In the context of concepts of welfare measurement growth in private consumption is regarded positive: It is assumed that the consumption of a good creates utility for the user. That basically makes sense, since consumption of private households includes central areas like accommodation, water, electricity, gas or other fuels, which accounted for not less than a quarter of total domestic consumption in 2010, transportation and communication (16 %) and nutrition, drinks, tobacco products (14 %).
The private consumption of goods and services can often be questionable for ecological or health reasons, as the examples of meat consumption, frequent air travel or the ownership of two or even three cars per household show.
On the other side, the NWI calculation does not assess the desirability of different consumption patterns – these are not used as a weighting factor for consumption expenditures. Instead of that, negative impacts of consumptions are corrected by other components (e.g. component 19 "damage cost of CO2 emission”). When interpreting the values one should keep in mind that an increase can also take place even if only one of the two components (private consumption and Gini-Index) changes positively: This is always the case when the positive change of one variable over-compensates the negative change of the other. In other words: Within the index, a more “unjust” income distribution can be compensated by a considerable rise of private consumption.
The value of weighted private consumption is always above real private consumption if in the respective year the Gini-Index shows a more equal income distribution as in the reference year 2000; vice versa.
In the NWI logic this leads to the following results: from 1991 to 1999 real consumption was increasing and income inequality remained mostly constant over time – therefore resulting in a rising societal welfare.
Afterwards real consumption expenditure was slightly increasing whereas the rise in income inequality led to an overall decrease of societal welfare between 2001 and 2005. Here, the welfare level is even below 1991. This reasoning follows the assumption of a decreasing marginal utility of income – because an additional euro for consumption of low income households creates more utility than an additional euro for a high income individual which therefore adds more to societal welfare. Until 2014, only small changes can be seen, resulting from a permanent high income inequality and an only small increase of consumption expenditures.
There exists no uniquely defined goal for the weighted consumption expenditure with regard to welfare development: The component can either be improved by a more equal distribution of income (and thus, consumption) or by a higher level of consumption in general.

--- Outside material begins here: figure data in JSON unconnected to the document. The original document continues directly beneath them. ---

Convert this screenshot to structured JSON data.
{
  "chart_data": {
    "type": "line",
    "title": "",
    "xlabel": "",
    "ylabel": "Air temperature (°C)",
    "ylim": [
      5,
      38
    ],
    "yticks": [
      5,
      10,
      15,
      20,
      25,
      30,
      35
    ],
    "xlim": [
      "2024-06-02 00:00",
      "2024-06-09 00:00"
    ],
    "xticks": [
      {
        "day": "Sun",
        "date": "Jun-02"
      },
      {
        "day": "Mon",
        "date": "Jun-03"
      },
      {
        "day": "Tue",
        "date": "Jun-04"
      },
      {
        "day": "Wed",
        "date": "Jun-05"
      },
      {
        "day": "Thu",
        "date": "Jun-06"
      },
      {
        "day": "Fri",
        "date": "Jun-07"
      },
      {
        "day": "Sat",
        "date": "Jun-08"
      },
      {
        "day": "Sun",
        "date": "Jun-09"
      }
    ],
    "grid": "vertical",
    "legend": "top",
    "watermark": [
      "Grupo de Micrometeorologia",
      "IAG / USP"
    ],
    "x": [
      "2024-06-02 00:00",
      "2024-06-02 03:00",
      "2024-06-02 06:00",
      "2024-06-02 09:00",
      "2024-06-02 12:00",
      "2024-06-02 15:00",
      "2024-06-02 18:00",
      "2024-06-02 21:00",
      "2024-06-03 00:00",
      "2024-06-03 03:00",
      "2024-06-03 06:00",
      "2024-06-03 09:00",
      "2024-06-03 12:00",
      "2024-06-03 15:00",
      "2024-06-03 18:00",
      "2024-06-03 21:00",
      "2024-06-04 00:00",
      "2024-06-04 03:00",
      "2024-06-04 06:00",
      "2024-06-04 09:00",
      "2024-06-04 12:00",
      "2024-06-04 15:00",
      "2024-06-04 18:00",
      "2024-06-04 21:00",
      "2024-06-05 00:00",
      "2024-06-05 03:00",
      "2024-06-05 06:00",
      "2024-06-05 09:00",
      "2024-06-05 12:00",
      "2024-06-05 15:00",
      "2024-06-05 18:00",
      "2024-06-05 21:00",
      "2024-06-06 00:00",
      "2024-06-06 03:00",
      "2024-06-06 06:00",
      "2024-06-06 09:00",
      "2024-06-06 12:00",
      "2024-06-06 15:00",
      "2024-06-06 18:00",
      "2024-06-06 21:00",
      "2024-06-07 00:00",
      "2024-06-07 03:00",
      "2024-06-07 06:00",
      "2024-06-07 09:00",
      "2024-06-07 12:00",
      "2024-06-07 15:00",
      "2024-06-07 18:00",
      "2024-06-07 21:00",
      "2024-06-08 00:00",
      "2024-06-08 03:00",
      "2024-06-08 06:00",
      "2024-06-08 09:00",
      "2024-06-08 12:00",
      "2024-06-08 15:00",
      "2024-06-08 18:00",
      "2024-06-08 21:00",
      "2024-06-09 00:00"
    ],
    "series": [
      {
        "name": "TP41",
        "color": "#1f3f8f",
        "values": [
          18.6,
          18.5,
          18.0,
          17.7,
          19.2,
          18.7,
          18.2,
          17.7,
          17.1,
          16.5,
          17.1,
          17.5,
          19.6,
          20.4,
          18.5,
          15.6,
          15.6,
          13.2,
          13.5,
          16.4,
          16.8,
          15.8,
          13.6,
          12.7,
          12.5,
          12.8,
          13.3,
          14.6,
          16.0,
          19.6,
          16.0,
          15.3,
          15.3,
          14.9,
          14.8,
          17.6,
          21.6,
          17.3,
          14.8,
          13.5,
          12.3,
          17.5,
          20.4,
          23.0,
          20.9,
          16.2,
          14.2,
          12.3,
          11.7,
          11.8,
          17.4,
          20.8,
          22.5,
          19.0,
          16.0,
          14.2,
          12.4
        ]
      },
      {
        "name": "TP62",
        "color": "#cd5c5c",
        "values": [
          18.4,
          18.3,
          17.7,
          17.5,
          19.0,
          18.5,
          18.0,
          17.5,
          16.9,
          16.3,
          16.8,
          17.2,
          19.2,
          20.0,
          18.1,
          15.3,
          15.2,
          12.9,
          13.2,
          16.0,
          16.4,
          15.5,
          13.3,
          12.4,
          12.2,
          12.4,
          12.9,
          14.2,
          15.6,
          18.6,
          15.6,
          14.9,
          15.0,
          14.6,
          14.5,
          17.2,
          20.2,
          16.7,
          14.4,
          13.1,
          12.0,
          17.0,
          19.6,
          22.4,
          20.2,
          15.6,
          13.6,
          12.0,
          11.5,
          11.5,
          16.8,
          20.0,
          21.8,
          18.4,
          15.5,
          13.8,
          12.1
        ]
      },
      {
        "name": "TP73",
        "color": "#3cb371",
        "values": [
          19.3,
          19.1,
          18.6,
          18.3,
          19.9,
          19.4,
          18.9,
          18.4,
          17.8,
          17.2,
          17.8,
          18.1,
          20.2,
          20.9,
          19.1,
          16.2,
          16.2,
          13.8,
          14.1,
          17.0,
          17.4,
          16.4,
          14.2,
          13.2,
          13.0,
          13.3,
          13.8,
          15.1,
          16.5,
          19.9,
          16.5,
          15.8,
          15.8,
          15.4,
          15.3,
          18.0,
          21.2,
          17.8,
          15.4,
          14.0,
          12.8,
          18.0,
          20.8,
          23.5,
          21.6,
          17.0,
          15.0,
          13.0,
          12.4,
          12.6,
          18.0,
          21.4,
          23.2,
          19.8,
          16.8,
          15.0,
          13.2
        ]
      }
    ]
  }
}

A sustainability perspective could qualitatively change consumption, since the ecological limits of the planet are crossed in several dimensions. A rise in consumption appears – at least in a macroeconomic perspective – positive only if an absolute decoupling from resource consumption is taking place. It would be also possible that mass consumption and GDP are both falling together with a more sustainable development due to a diminishing “throwaway mentality” or a stronger focus on non-material consumption. Regarding the NWI this would presumably be, in contrast to GDP, compensated by a lower negative impact of the ecological components, thus increasing the national welfare.